The definition of a change in accounting estimates is replaced with a definition of accounting estimates. Under the new definition, accounting estimates are “monetary amounts in financial statements that are subject to measurement uncertainty”.
Entities develop accounting estimates if accounting policies require items in financial statements to be measured in a way that involves measurement uncertainty.
The Board clarifies that a change in accounting estimate that results from new information or new developments is not the correction of an error. In addition, the effects of a change in an input or a measurement technique used to develop an accounting estimate are changes in accounting estimates if they do not result from the correction of prior period errors.
The amendment is expected to provide more clarity and consistency in applying IAS 8 and to reduce the risk of misstatement or restatement of financial statements due to incorrect classification of changes in accounting policies or changes in accounting estimates.
IAS 12: Amendments to deferred tax related to assets and liabilities arising from a single transaction
The Board has amended IAS 12, ‘Income taxes’, to require companies to recognise deferred tax on particular transactions that, on initial recognition, give rise to equal amounts of taxable and deductible temporary differences. The proposed amendments will typically apply to transactions such as leases for the lessee and decommissioning obligations.
The initial recognition exemption (IRE) is an exception to the requirement to recognize deferred tax assets and liabilities relating to all deductible and taxable temporary differences.
IAS 12 was amended to include an additional condition where the initial recognition exemption is not applied. According to the amended guidance, a temporary difference that arises on initial recognition of an asset or liability is not subject to the initial recognition exemption if that transaction gave rise to equal amounts of taxable and deductible temporary differences.

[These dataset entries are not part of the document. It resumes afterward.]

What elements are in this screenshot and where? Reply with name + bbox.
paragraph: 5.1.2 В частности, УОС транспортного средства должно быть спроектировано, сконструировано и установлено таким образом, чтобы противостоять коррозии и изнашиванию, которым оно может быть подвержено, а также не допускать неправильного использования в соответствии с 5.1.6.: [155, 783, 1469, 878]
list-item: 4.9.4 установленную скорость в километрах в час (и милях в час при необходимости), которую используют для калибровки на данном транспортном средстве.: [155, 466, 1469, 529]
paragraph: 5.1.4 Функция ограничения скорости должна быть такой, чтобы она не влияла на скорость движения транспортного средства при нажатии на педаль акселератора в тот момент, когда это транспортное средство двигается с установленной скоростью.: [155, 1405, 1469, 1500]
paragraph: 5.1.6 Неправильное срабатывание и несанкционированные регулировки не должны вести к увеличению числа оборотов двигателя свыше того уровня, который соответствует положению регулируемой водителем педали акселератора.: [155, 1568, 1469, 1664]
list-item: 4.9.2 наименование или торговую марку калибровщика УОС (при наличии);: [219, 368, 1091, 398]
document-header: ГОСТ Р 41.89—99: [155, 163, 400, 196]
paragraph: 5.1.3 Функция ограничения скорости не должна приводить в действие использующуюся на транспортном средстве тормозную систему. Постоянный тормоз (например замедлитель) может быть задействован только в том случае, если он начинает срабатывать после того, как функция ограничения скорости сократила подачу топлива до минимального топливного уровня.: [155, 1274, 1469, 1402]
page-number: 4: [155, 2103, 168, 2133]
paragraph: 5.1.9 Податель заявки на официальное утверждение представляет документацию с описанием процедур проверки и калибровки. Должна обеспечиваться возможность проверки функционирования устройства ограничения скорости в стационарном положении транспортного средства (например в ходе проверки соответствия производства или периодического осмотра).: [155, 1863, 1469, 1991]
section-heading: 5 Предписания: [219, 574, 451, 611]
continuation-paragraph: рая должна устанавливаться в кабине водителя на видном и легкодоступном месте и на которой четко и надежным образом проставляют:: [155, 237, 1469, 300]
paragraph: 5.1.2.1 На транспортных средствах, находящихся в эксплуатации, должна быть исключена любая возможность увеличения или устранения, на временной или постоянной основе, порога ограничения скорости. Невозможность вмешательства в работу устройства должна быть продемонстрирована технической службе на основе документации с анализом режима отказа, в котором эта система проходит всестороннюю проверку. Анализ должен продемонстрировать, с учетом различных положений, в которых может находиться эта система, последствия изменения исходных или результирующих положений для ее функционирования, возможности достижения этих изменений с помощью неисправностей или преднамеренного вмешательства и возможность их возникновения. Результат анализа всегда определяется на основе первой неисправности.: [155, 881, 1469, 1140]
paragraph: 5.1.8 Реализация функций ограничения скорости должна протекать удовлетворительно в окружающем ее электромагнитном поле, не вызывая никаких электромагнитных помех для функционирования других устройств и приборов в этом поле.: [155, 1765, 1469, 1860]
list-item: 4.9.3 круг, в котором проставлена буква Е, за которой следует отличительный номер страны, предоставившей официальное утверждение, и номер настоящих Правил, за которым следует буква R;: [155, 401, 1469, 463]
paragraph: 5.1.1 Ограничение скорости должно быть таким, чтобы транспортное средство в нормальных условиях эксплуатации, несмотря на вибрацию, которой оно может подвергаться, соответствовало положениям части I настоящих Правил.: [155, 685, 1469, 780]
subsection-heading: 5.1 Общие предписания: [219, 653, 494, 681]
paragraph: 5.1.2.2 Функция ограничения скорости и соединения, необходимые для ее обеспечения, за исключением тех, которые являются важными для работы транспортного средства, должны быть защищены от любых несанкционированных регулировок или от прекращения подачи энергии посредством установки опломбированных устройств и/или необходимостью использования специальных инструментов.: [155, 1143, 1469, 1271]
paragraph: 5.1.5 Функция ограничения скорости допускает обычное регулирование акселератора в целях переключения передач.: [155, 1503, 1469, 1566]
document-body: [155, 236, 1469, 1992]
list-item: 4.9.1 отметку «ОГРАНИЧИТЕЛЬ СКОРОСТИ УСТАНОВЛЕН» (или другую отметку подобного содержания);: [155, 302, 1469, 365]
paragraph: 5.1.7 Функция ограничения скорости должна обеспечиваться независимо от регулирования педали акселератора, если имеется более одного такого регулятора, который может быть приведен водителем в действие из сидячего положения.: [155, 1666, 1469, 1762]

Finally, there have been some consequential amendments to IFRS 1, ‘First-time Adoption of International Financial Reporting Standards’. Deferred tax related to assets and liabilities arising from a single transaction has been added to the list of the exceptions to the retrospective application of other IFRSs.
These amendments might have a significant impact on the preparation of financial statements by companies that have substantial balances of right-of-use assets, lease liabilities, decommissioning, restoration and similar liabilities. The impact for those affected would be the recognition of additional deferred tax assets and liabilities.
The amendment requires companies, at the beginning of the earliest comparative period presented:
(a) to recognise a deferred tax asset – to the extent that it is probable that taxable profit will be available against which the deductible temporary difference can be utilised – and a deferred tax liability for all deductible and taxable temporary differences associated with:
- right-of-use assets and lease liabilities; and
- decommissioning, restoration and similar liabilities, and the corresponding amounts recognised as part of the cost of the related asset; and
(b) to recognise the cumulative effect of initially applying the amendments as an adjustment to the opening balance of retained earnings (or other component of equity, as appropriate) at that date.
This will reflect the opening position, without the need for full retrospective application. The Board concluded that this transition approach would make the amendments easier and less costly to apply than a full retrospective approach, while still achieving their objective.